Do ponto de vista da formação social brasileira a coisa ainda fica pior, posto que as classes que nos comandam desde o Império nunca quiseram, de fato, um país, mas sim um parque agrícola-industrial de produção de riquezas, quase sempre para fins de exportação; projeto esse no qual o fomento à vida cultural sequer se configura como relevante.
Nas trilhas de Antônio Candido, saltamos, por assim dizer, de uma fase de predomínio do analfabetismo em nosso passado colonial para a era moderna dos meios de comunicação de massa, em especial a televisão – hoje superada, em grande medida, pelos dispositivos de celulares e redes sociais. Ou seja, não houve a devida mediação que caberia a um sistema educacional organizado e a uma democratização do acesso à leitura e às artes. Manteve-se, portanto, um fosso que separa a maioria da população e uma pequena elite cultural.
É certo que mudanças houve significativas, sobretudo na expansão do ensino. Mas ainda é pouco. Pelos dados mais recentes, pouco mais da metade da população acima de 25 anos completou o ensino básico; o funil permanece, já que a evasão no ensino médio é grande e o total que completa o ensino superior não chega a 20%. A isso se junta o já referido analfabetismo funcional. Era boa a formulação de Monteiro Lobato segundo a qual um país se faz de pessoas e livros; nós os temos, o difícil é juntá-los.
Enquanto permanecemos um país da gambiarra, que não universaliza os direitos sociais, a leitura fica à espera, sequestrada. Com isso, recordando uma vez mais Antônio Candido, permanece também atrofiada a função da literatura como forma de conhecimento e o seu papel humanizador de organização de significado do mundo e da vida, de expressão e canalização das emoções de indivíduos e grupos. Tudo isso fica adiado para quando, de fato, formos um povo que lê.

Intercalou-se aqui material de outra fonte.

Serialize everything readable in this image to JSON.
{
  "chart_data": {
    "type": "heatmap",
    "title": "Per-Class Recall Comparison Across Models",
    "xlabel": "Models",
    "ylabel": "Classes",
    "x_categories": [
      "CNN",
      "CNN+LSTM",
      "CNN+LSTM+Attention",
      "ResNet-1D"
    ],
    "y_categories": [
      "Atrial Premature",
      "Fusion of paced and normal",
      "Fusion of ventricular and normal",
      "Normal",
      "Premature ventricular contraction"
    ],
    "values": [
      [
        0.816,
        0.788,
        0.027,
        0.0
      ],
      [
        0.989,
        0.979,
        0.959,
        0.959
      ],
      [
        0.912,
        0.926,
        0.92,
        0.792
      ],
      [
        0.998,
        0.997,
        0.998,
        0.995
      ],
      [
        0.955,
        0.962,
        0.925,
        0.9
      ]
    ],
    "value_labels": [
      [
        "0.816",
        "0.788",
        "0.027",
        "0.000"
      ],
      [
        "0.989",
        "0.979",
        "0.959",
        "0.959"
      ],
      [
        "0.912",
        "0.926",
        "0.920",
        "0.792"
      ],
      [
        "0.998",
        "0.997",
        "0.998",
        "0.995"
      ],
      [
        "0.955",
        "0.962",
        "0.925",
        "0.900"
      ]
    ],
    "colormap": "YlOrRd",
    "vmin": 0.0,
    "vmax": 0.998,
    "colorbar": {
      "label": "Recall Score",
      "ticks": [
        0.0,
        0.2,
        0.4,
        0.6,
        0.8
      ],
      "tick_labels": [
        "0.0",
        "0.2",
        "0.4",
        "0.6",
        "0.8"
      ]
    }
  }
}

Por ora, formamo-nos por memes, áudios e vídeos questionáveis que nos chegam a toda hora, mensagens vagas que pouco distinguem verdade e falsidade – repetindo sempre, refletindo pouco. Fosse outro o nosso processo histórico educativo-cultural tais fenômenos não seriam problema, pois teríamos elementos consolidados para questioná-los e selecionar o que vale, e, o que não vale. A prática de leitura de romances, poesias e contos não salvaria o país, por certo, mas nos ajudaria a criar bagagem mínima. Na ausência de leitura, a maioria absoluta segue, para usar uma expressão de nossos dias, sem filtro.